前述のテレビ番組ではこの点も取り上げていました。最近は、道路で女性がタクシーを停めようとしているその一歩手前に突然現れ、平気でタクシーを停めて乗り込んで行く男性がいるそうです。「静かに流れよテムズ川」というエッセイ集の中で木村治美さんは、タクシーの横取りをするアラブ人男性に怒りの筆を振るっていらっしゃいますが、最近はイギリス人男性も似たようなものらしいです。

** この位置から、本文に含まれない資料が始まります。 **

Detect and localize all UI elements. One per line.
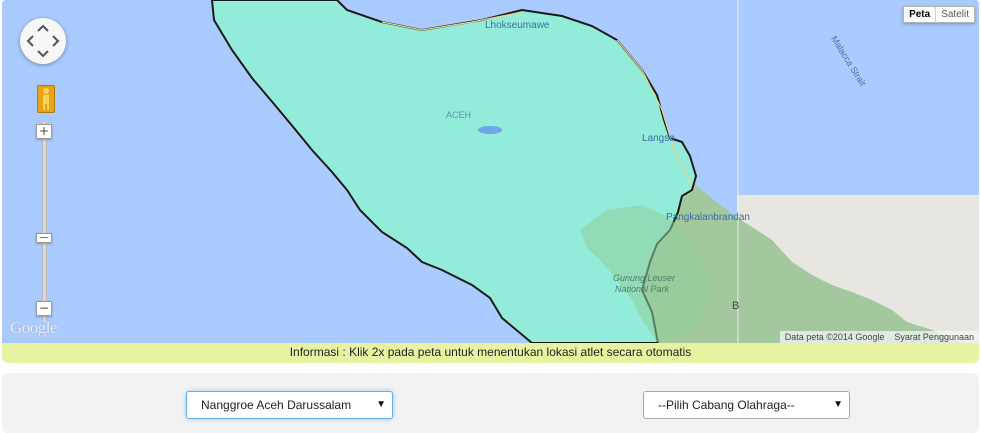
place-label-national-park: National Park	[615, 284, 670, 294]
filter-panel: Nanggroe Aceh Darussalam ▼ --Pilih Caban…	[2, 373, 979, 433]
pegman-icon[interactable]	[37, 85, 55, 113]
info-bar: Informasi : Klik 2x pada peta untuk mene…	[2, 343, 979, 363]
map-type-satelit-button[interactable]: Satelit	[936, 7, 974, 22]
place-label-gunung-leuser: Gunung Leuser	[613, 273, 676, 283]
province-select[interactable]: Nanggroe Aceh Darussalam ▼	[186, 391, 393, 419]
google-logo: Google	[10, 318, 58, 337]
zoom-out-icon[interactable]: −	[36, 301, 52, 316]
map-attribution: Data peta ©2014 Google Syarat Penggunaan	[779, 331, 979, 343]
info-text: Informasi : Klik 2x pada peta untuk mene…	[289, 345, 692, 359]
cabang-olahraga-select[interactable]: --Pilih Cabang Olahraga-- ▼	[643, 391, 850, 419]
place-label-b: B	[732, 300, 740, 312]
zoom-slider-track[interactable]	[42, 122, 47, 322]
place-label-lhokseumawe: Lhokseumawe	[485, 20, 550, 31]
map-type-peta-button[interactable]: Peta	[904, 7, 937, 22]
pan-control-icon	[26, 24, 60, 58]
place-label-aceh: ACEH	[446, 110, 472, 120]
terms-link[interactable]: Syarat Penggunaan	[894, 332, 974, 342]
pan-control[interactable]	[20, 18, 66, 64]
cabang-select-value: --Pilih Cabang Olahraga--	[658, 398, 795, 412]
map-tiles	[210, 0, 979, 343]
map-canvas[interactable]: Peta Satelit Lhokseumawe ACEH Langsa Pan…	[2, 0, 979, 343]
lake	[478, 126, 502, 134]
place-label-langsa: Langsa	[642, 133, 675, 144]
place-label-pangkalanbrandan: Pangkalanbrandan	[666, 212, 750, 223]
province-select-value: Nanggroe Aceh Darussalam	[201, 398, 352, 412]
attribution-text: Data peta ©2014 Google	[784, 332, 885, 342]
zoom-in-icon[interactable]: +	[36, 124, 52, 139]
zoom-slider-thumb[interactable]	[36, 233, 52, 243]
chevron-down-icon: ▼	[833, 399, 843, 410]
map-type-control: Peta Satelit	[903, 6, 975, 23]
chevron-down-icon: ▼	[376, 399, 386, 410]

以上、いくつかの点について、「イギリスの騎士道は死んだのか?」について検証してきました。要するに、人間余裕がなくなると、なりふりを構わなくなっていくということでしょうか。男性も電車では座りたいし、雨降りの金曜日の夜には、女性を出し抜いてでもタクシーを拾いたい。生存競争の厳しい世の中で、紳士的態度を保つのはたいへんなことかもしれません。そして、女性の強くなったこと。(経済的にも、体力的にも)もはや、いたわられるべき理由もなくなりつつあるのでしょう。さて、みなさんは、イギリスの騎士道は健在だと思われますか?